Page 162 of Knotting the Cowboys

"You okay over there?" Mavi glances at me while passing another dish to River.

"Yeah, just thinking." I resume washing, focusing on a particularly stubborn bit of dried sweet potato. "It's nice, you know? All of us working together like this."

"Better than nice," Cole rumbles. "It's right."

Right.

Such a simple word for something that feels revolutionary. In Iron Ridge, cleanup was segregated—omegas in the kitchen while alphas conducted "important business" elsewhere. Usually that business involved Blake holding court in his office, dissecting everyone's performance at dinner, deciding who'd pleased him and who'd failed.

I'd stand at a sink much like this one, hands pruning in cooling water, wondering what arbitrary rule I'd broken this time.

The memory slides into my consciousness like oil on water, dark and spreading. Blake never helped with dishes. Never carried a plate to the kitchen or wiped down a table or even threw away his own napkin.

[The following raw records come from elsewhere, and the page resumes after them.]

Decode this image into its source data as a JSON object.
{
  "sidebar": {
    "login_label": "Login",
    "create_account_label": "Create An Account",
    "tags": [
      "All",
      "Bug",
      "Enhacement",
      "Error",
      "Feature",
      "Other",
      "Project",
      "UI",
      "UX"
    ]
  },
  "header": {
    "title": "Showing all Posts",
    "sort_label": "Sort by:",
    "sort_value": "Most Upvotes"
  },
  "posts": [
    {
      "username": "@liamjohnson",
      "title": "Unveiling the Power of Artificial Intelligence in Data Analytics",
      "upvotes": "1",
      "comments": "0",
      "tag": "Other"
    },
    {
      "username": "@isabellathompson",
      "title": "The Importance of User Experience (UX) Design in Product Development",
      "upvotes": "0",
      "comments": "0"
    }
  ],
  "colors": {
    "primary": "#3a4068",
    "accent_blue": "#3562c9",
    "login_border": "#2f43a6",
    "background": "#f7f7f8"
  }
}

That was omega work, beneath him, beneath any alpha worth their designation.

My hands tighten on the casserole dish I'm scrubbing. The rough texture of baked-on cheese grates against my palms as I work harder, pushing the memory down.But it won't stay buried. Not tonight, not when I've just experienced what pack life should be.

"He'd hate this," I mutter, not meaning to speak aloud.

"Who'd hate what?" River asks, hanging his towel on the oven handle.

I realize they're all looking at me—River curious, Mavi watchful, Cole's expression darkening like he already knows where my thoughts have gone.

"Nothing," I say quickly, focusing on the dish. "Just thinking out loud."

But I can't stop the spiral now that it's started.

Blake would hate everything about this evening.

The casual mingling of alphas and omega in the kitchen. The lack of hierarchy in who serves whom. The way Luna was included as an equal participant rather than hidden away with a nanny. The mismatched plates he'd call "poor" and the centerpiece he'd deem "amateur."

Most of all, he'd hate how happy I am.

The dish slips in my soapy hands, and I catch it before it can shatter. My knuckles are white where they grip the edge, tension radiating up my arms into my shoulders. Because that's what this is really about, isn't it?

Blake can't stand the thought of me happy without him.

Can't accept that I've found something better, something real, something he could never give me because he never saw me as more than property with a pulse.

"Son of a bitch," I breathe, scrubbing harder.

The casserole dish is long clean, but I can't seem to stop the mechanical motion.

Scrub, rinse, scrub again, like I can wash away the taint of his memory if I just try hard enough.

He wants to ruin this.

The thought crystallizes with perfect clarity. He wants to destroy this kitchen where I cooked my first Thanksgiving. This table where we joined hands like a real family. This house whereLuna's laughter rings from the walls and no one flinches at the sound of footsteps.

This pack that sees me as a person rather than a designation.

The dish creaks ominously in my grip.

Water sloshes over the edge of the sink, soaking the front of my apron, but I barely notice. My vision has narrowed to the suds swirling down the drain, but what I'm seeing is Blake's face that day in town.

The cruel twist of his mouth as he stripped me bare with words. The casual arrogance of a man who thinks he owns something just because he once put his hands on it.

"Willa." Cole's voice comes from directly behind me, low and careful. "Put the dish down."